Anche in Francia l’ambientalismo crea conflitti. Nello stesso giorno, Le Figaro e Le Monde, i due grandi quotidiani d’Oltralpe di opposte tendenze politiche, hanno dedicato un editoriale alle api, la cui sopravvivenza è minacciata dagli insetticidi neonicotinoidi, che sono invece indispensabili, a quanto sembra, per salvare la produzione delle barbabietole da zucchero. Riprendiamo anche qui la segnalazione dalla Rassegna del Corriere. Le Figaro pubblica un editoriale di Yves Thréard dal titolo “La trappola ecologica”:
Volere una vita sempre più sana e aria e terra sempre più pulite è legittimo, ma «non facendo qualunque cosa in qualunque modo. I numerosi collassologi che prevedono la fine del mondo se non ci sarà un cambiamento radicale hanno inoculato un pericoloso virus nella nostra epoca. Che sia sul fronte agricolo o su quello energetico, la cultura del diktat antinquinamento confonde velocità e precipitazione: decreta, proibisce, sanziona senza riflettere sulle conseguenze economiche e sociali a breve termine, né prevedere il dopo».

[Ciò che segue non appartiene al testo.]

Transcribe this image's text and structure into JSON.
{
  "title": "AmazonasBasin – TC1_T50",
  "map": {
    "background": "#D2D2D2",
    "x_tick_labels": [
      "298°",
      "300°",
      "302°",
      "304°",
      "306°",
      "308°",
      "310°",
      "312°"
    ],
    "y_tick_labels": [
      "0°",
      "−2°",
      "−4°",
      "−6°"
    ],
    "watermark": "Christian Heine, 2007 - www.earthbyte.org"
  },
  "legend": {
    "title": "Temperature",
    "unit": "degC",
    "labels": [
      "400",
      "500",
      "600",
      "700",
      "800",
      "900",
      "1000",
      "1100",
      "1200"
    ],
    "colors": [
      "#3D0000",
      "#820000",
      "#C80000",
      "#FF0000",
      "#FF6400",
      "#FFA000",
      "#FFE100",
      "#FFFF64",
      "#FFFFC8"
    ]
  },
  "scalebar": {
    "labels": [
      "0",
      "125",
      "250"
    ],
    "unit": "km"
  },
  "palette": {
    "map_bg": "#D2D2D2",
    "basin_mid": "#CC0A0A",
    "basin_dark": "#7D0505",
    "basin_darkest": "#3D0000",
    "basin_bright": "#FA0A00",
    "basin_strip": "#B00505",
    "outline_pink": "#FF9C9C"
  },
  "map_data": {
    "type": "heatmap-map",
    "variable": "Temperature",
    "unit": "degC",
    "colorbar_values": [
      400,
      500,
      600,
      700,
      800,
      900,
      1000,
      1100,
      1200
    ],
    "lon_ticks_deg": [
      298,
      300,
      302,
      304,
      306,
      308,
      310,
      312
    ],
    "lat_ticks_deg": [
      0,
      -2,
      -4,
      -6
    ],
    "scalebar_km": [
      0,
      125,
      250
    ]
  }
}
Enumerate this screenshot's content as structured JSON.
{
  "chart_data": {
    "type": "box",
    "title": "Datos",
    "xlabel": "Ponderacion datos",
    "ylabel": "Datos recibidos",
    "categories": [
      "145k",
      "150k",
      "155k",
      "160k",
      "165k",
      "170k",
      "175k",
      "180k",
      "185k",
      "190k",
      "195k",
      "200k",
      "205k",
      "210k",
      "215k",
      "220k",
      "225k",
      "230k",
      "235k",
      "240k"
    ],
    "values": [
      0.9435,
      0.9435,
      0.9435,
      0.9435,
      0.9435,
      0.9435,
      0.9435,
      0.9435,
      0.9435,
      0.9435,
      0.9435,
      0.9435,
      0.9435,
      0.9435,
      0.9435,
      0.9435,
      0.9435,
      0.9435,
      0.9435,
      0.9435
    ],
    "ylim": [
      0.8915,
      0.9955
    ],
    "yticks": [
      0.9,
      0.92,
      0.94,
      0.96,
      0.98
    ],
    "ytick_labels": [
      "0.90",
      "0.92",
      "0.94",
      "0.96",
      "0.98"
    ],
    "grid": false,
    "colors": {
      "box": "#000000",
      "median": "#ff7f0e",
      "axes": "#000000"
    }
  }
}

Le Monde, invece, afferma che, con la recente revoca della proibizione dell’insetticida decisa ai tempi della presidenza Hollande,
Macron e il governo si stanno giocando le loro professioni di fede ambientaliste (peraltro, aggiungiamo, arrivate dopo la recente «valanga verde» alle ultime amministrative) e retromarce del genere non possono più essere imposte senza dibattito, non soltanto perché non tutto il mondo agricolo è concorde, ma anche perché, di fronte ai cambiamenti climatici, «il ruolo del governo dovrebbe consistere nell’accompagnare il più rapidamente possibile i mutamenti indispensabili, non nel perpetuare i vecchi schemi. In campo agricolo, come in quello dei trasporti, il governo deve fare opera di pedagogia sulla necessità di una trasformazione accelerata dei modelli produttivi e di vita».
Si potrebbe continuare, ma è evidente che lo sviluppo sostenibile, come la rivoluzione, “non è un pranzo di gala”. La citazione di Mao Tze Tung deve però fermarsi alla prima parte della sua frase che concludeva: “La rivoluzione è un'insurrezione, un atto di violenza con il quale una classe ne rovescia un'altra”. Nel caso dello sviluppo sostenibile, invece, la sfida consiste proprio nell’accettare il conflitto inevitabile, ma gestirlo in modo di garantire una “giusta transizione” che eviti qualsiasi forma di violenza e di sopraffazione. Forse è ancora più difficile che fare una rivoluzione.
Su questo sentiero stretto ci collochiamo noi dell’ASviS, con le nostre attività. Cerchiamo di far crescere la consapevolezza della necessità di cambiamento con le nostre iniziative di formazione (è aperto il bando per la Scuola di Alta formazione promossa con il Comune di Milano) e con il Festival dello Sviluppo Sostenibile: questa settimana abbiamo diffuso i programmi di quasi tutti gli eventi di rilevanza nazionale che si terranno dal 22 settembre all’8 ottobre. Poniamo con forza interrogativi a tutte le formazioni politiche, come ha fatto il portavoce dell’ASviS Enrico Giovannini nell’intervento riportato da futuranetwork.eu, il nuovo sito che abbiamo lanciato per stimolare il dibattito sulle scelte che possono cambiare il futuro. Tra queste scelte, quella di maggior rilievo riguarda l’uso delle risorse europee del Recovery and resilience facility e l’attuazione nel nostro Paese della legislazione europea. A questi temi è dedicato il primo “Quaderno ASviS” diffuso la settimana scorsa, che offre un quadro originale e organico delle iniziative delle istituzioni europee nell’ultimo anno, a partire dall’avvio della Commissione von der Leyen. Nonostante la loro importanza per il futuro del nostro Paese, alcune di esse sono totalmente sconosciute all’opinione pubblica italiana, che forse un giorno se la prenderà con i “burocrati di Bruxelles”, invece che con se stessa, per aver avviato una rivoluzione “a nostra insaputa”.